Can we trust what it says on the bottle or in the small print at the bank? David Whetstone reviews Canary Gold, a new play premiered this week at the Queen’s Hall in Hexham.
A RICH evening’s entertainment hangs on the tale of a bottle of wine – allegedly a very old bottle.
I say allegedly because this is a play mainly about greed and duplicity, linking 16th Century pirates with the big beasts of 21st Century high finance.
Is that bottle of wine, supposedly from the same batch as the bottle uncorked by Thomas Jefferson to toast the American Declaration of Independence in 1769, real or fake?
If its monetary value is reliant on its contents never being consumed, does it really matter?
The ironies of the investment game – with particular regard to wine – provide the production’s funniest lines, although some of these are well-known, as in Laurence J Peter’s “an economist is an expert who will know tomorrow why the things he predicted yesterday didn’t happen today”.
Canary Gold is an intriguing, full-blooded co-production between Theatre Sans Frontieres, which is based in Hexham, and Teatro Tamaska from Tenerife.
The leading lights in both companies have studied and performed together over many years and share an interest in physical and multi-lingual drama.
What better theme for them both to explore than the historic part played by wine in relations between Britain and Spain, and specifically the Canary Islands where so many of us go for sun-kissed hols?
A talented cast of four – two English actors (John Cobb and Paddy Burton), one French (Sophie Millon) and one Spanish (Josefa Suárez) – take us, in the first half, back to the 16th Century and to encounters on the high seas between Francis Drake and those sailing under rival flags.
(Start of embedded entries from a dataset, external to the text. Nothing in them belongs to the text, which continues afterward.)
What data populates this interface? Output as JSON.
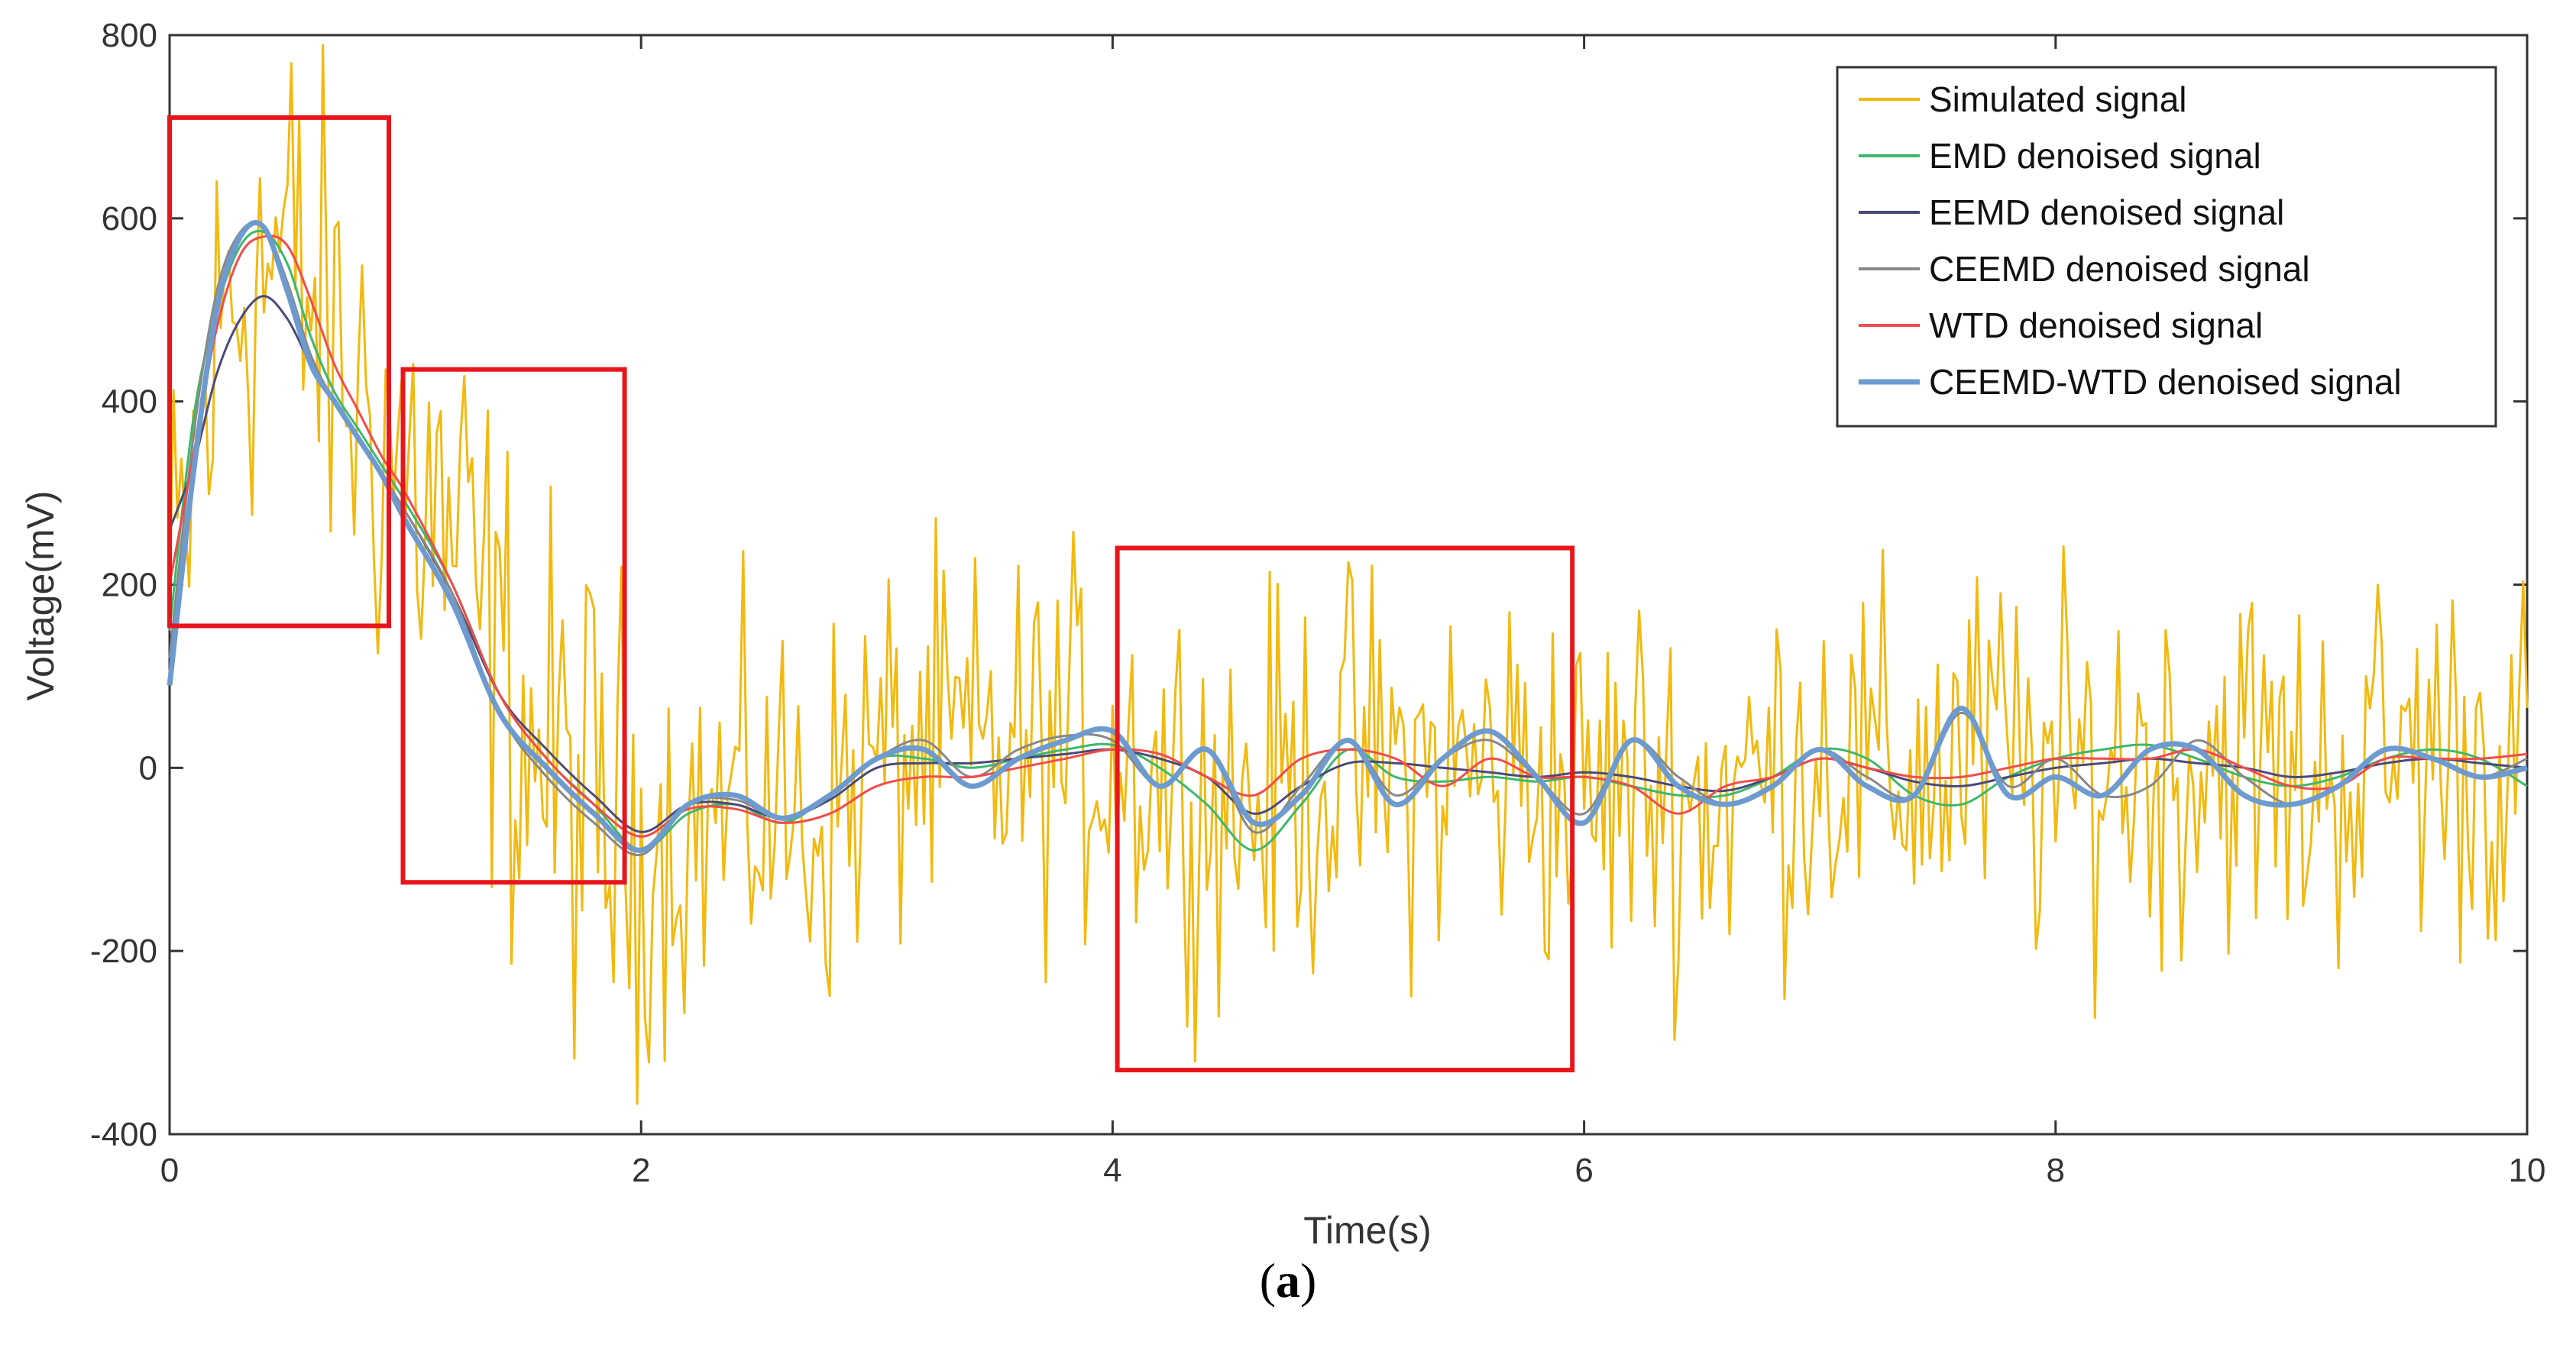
{
  "chart_data": {
    "type": "line",
    "title": "",
    "xlabel": "Time(s)",
    "ylabel": "Voltage(mV)",
    "xlim": [
      0,
      10
    ],
    "ylim": [
      -400,
      800
    ],
    "xticks": [
      0,
      2,
      4,
      6,
      8,
      10
    ],
    "yticks": [
      -400,
      -200,
      0,
      200,
      400,
      600,
      800
    ],
    "xtick_labels": [
      "0",
      "2",
      "4",
      "6",
      "8",
      "10"
    ],
    "ytick_labels": [
      "-400",
      "-200",
      "0",
      "200",
      "400",
      "600",
      "800"
    ],
    "legend_position": "top-right",
    "series": [
      {
        "name": "Simulated signal",
        "color": "#F2B90F",
        "noisy": true,
        "x": [
          0,
          0.25,
          0.5,
          0.75,
          1,
          1.25,
          1.5,
          1.75,
          2,
          2.25,
          2.5,
          2.75,
          3,
          3.25,
          3.5,
          3.75,
          4,
          4.25,
          4.5,
          4.75,
          5,
          5.25,
          5.5,
          5.75,
          6,
          6.25,
          6.5,
          6.75,
          7,
          7.25,
          7.5,
          7.75,
          8,
          8.25,
          8.5,
          8.75,
          9,
          9.25,
          9.5,
          9.75,
          10
        ],
        "y": [
          150,
          520,
          560,
          420,
          330,
          220,
          40,
          -40,
          -90,
          -60,
          -40,
          -60,
          10,
          20,
          10,
          20,
          20,
          -10,
          -40,
          -20,
          10,
          -10,
          0,
          0,
          -40,
          -10,
          -40,
          -10,
          20,
          -10,
          0,
          20,
          -20,
          10,
          0,
          20,
          -20,
          0,
          20,
          10,
          0
        ]
      },
      {
        "name": "EMD denoised signal",
        "color": "#3DB86B",
        "x": [
          0,
          0.1,
          0.2,
          0.3,
          0.4,
          0.5,
          0.6,
          0.7,
          0.8,
          0.9,
          1,
          1.2,
          1.4,
          1.6,
          1.8,
          2,
          2.2,
          2.4,
          2.6,
          2.8,
          3,
          3.2,
          3.4,
          3.6,
          3.8,
          4,
          4.2,
          4.4,
          4.6,
          4.8,
          5,
          5.2,
          5.4,
          5.6,
          5.8,
          6,
          6.2,
          6.4,
          6.6,
          6.8,
          7,
          7.2,
          7.4,
          7.6,
          7.8,
          8,
          8.2,
          8.4,
          8.6,
          8.8,
          9,
          9.2,
          9.4,
          9.6,
          9.8,
          10
        ],
        "y": [
          150,
          380,
          500,
          570,
          585,
          550,
          470,
          410,
          370,
          330,
          290,
          200,
          80,
          10,
          -40,
          -90,
          -50,
          -40,
          -60,
          -30,
          10,
          10,
          0,
          10,
          20,
          25,
          0,
          -40,
          -90,
          -40,
          20,
          -10,
          -15,
          -10,
          -15,
          -10,
          -20,
          -30,
          -30,
          -10,
          20,
          10,
          -30,
          -40,
          -10,
          10,
          20,
          25,
          10,
          -10,
          -20,
          -10,
          10,
          20,
          10,
          -20
        ]
      },
      {
        "name": "EEMD denoised signal",
        "color": "#4A4A7A",
        "x": [
          0,
          0.1,
          0.2,
          0.3,
          0.4,
          0.5,
          0.6,
          0.7,
          0.8,
          0.9,
          1,
          1.2,
          1.4,
          1.6,
          1.8,
          2,
          2.2,
          2.4,
          2.6,
          2.8,
          3,
          3.2,
          3.4,
          3.6,
          3.8,
          4,
          4.2,
          4.4,
          4.6,
          4.8,
          5,
          5.2,
          5.4,
          5.6,
          5.8,
          6,
          6.2,
          6.4,
          6.6,
          6.8,
          7,
          7.2,
          7.4,
          7.6,
          7.8,
          8,
          8.2,
          8.4,
          8.6,
          8.8,
          9,
          9.2,
          9.4,
          9.6,
          9.8,
          10
        ],
        "y": [
          260,
          330,
          430,
          490,
          515,
          490,
          440,
          400,
          360,
          320,
          280,
          190,
          80,
          20,
          -30,
          -70,
          -40,
          -40,
          -55,
          -35,
          0,
          5,
          5,
          10,
          15,
          20,
          10,
          -10,
          -50,
          -20,
          5,
          5,
          0,
          -5,
          -10,
          -5,
          -10,
          -20,
          -25,
          -10,
          10,
          0,
          -15,
          -20,
          -10,
          0,
          5,
          10,
          5,
          0,
          -10,
          -5,
          5,
          10,
          5,
          0
        ]
      },
      {
        "name": "CEEMD denoised signal",
        "color": "#888888",
        "x": [
          0,
          0.1,
          0.2,
          0.3,
          0.4,
          0.5,
          0.6,
          0.7,
          0.8,
          0.9,
          1,
          1.2,
          1.4,
          1.6,
          1.8,
          2,
          2.2,
          2.4,
          2.6,
          2.8,
          3,
          3.2,
          3.4,
          3.6,
          3.8,
          4,
          4.2,
          4.4,
          4.6,
          4.8,
          5,
          5.2,
          5.4,
          5.6,
          5.8,
          6,
          6.2,
          6.4,
          6.6,
          6.8,
          7,
          7.2,
          7.4,
          7.6,
          7.8,
          8,
          8.2,
          8.4,
          8.6,
          8.8,
          9,
          9.2,
          9.4,
          9.6,
          9.8,
          10
        ],
        "y": [
          120,
          360,
          520,
          585,
          590,
          530,
          450,
          400,
          360,
          320,
          280,
          190,
          60,
          -10,
          -60,
          -95,
          -40,
          -35,
          -55,
          -30,
          10,
          30,
          -10,
          20,
          35,
          30,
          -20,
          20,
          -70,
          -20,
          30,
          -30,
          10,
          30,
          -10,
          -50,
          30,
          -10,
          -40,
          -20,
          20,
          -10,
          -30,
          60,
          -20,
          10,
          -30,
          -20,
          30,
          -10,
          -40,
          -20,
          20,
          10,
          -10,
          10
        ]
      },
      {
        "name": "WTD denoised signal",
        "color": "#F04C4C",
        "x": [
          0,
          0.1,
          0.2,
          0.3,
          0.4,
          0.5,
          0.6,
          0.7,
          0.8,
          0.9,
          1,
          1.2,
          1.4,
          1.6,
          1.8,
          2,
          2.2,
          2.4,
          2.6,
          2.8,
          3,
          3.2,
          3.4,
          3.6,
          3.8,
          4,
          4.2,
          4.4,
          4.6,
          4.8,
          5,
          5.2,
          5.4,
          5.6,
          5.8,
          6,
          6.2,
          6.4,
          6.6,
          6.8,
          7,
          7.2,
          7.4,
          7.6,
          7.8,
          8,
          8.2,
          8.4,
          8.6,
          8.8,
          9,
          9.2,
          9.4,
          9.6,
          9.8,
          10
        ],
        "y": [
          200,
          340,
          480,
          560,
          580,
          570,
          510,
          440,
          390,
          340,
          300,
          200,
          80,
          10,
          -40,
          -75,
          -45,
          -45,
          -60,
          -50,
          -20,
          -10,
          -10,
          0,
          10,
          20,
          15,
          -10,
          -30,
          10,
          20,
          10,
          -20,
          10,
          -10,
          -10,
          -20,
          -50,
          -20,
          -10,
          10,
          0,
          -10,
          -10,
          0,
          10,
          10,
          10,
          20,
          0,
          -20,
          -20,
          10,
          10,
          10,
          15
        ]
      },
      {
        "name": "CEEMD-WTD denoised signal",
        "color": "#6E9BCF",
        "thick": true,
        "x": [
          0,
          0.1,
          0.2,
          0.3,
          0.4,
          0.5,
          0.6,
          0.7,
          0.8,
          0.9,
          1,
          1.2,
          1.4,
          1.6,
          1.8,
          2,
          2.2,
          2.4,
          2.6,
          2.8,
          3,
          3.2,
          3.4,
          3.6,
          3.8,
          4,
          4.2,
          4.4,
          4.6,
          4.8,
          5,
          5.2,
          5.4,
          5.6,
          5.8,
          6,
          6.2,
          6.4,
          6.6,
          6.8,
          7,
          7.2,
          7.4,
          7.6,
          7.8,
          8,
          8.2,
          8.4,
          8.6,
          8.8,
          9,
          9.2,
          9.4,
          9.6,
          9.8,
          10
        ],
        "y": [
          90,
          320,
          500,
          580,
          590,
          520,
          440,
          400,
          360,
          320,
          270,
          180,
          60,
          0,
          -50,
          -90,
          -40,
          -30,
          -55,
          -30,
          10,
          20,
          -20,
          10,
          30,
          40,
          -20,
          20,
          -60,
          -30,
          30,
          -40,
          10,
          40,
          -10,
          -60,
          30,
          -20,
          -40,
          -20,
          20,
          -20,
          -30,
          65,
          -30,
          -10,
          -30,
          20,
          20,
          -30,
          -40,
          -20,
          20,
          10,
          -10,
          0
        ]
      }
    ],
    "annotations": [
      {
        "type": "rect",
        "color": "#E8151B",
        "x0": 0,
        "x1": 0.93,
        "y0": 155,
        "y1": 710
      },
      {
        "type": "rect",
        "color": "#E8151B",
        "x0": 0.99,
        "x1": 1.93,
        "y0": -125,
        "y1": 435
      },
      {
        "type": "rect",
        "color": "#E8151B",
        "x0": 4.02,
        "x1": 5.95,
        "y0": -330,
        "y1": 240
      }
    ]
  },
  "caption": {
    "open": "(",
    "letter": "a",
    "close": ")"
  }
}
Condemned as a common pirate by the Spanish, Drake’s habit of returning home with glorious trinkets for Elizabeth I prompted her to dub him Sir Francis and build the foundations of the British Empire on his example – or so we are told.
Little wooden boats, some of them strangely reminiscent of packing cases with sails, provide platforms for the actors as they are pushed around the stage, with even smaller hand- held versions used to illustrate the turbulence of the sea.
Meanwhile, in the present day, a banker called Bob Drake hosts an investors’ day at Canary Wharf where wine experts are extolling the virtues of Canary Gold, a wine with the promise of paradise and, naturally, of a good future mark-up.
They look so trustworthy, those wine experts, just the kind of people you’d entrust with your hard-earned cash. But as we learned during the credit crunch, a well-cut suit is no guarantee of reliability.
Canary Gold, directed by Carlos Belda, offers much food for thought as actors change costumes and languages while cavorting around Alison Ashton’s simple yet effective set.
The second half of the play, with an infusion of modern-day intrigue surrounding that bottle of Jefferson plonk, works better than the first.
But in the spirit of Robert Lepage, the influential Canadian theatre director for whom members of both these companies have worked, the fine-tuning will continue until things run as smoothly as Canary Gold.
The play comes to Northern Stage, Newcastle, on February 15 and 16.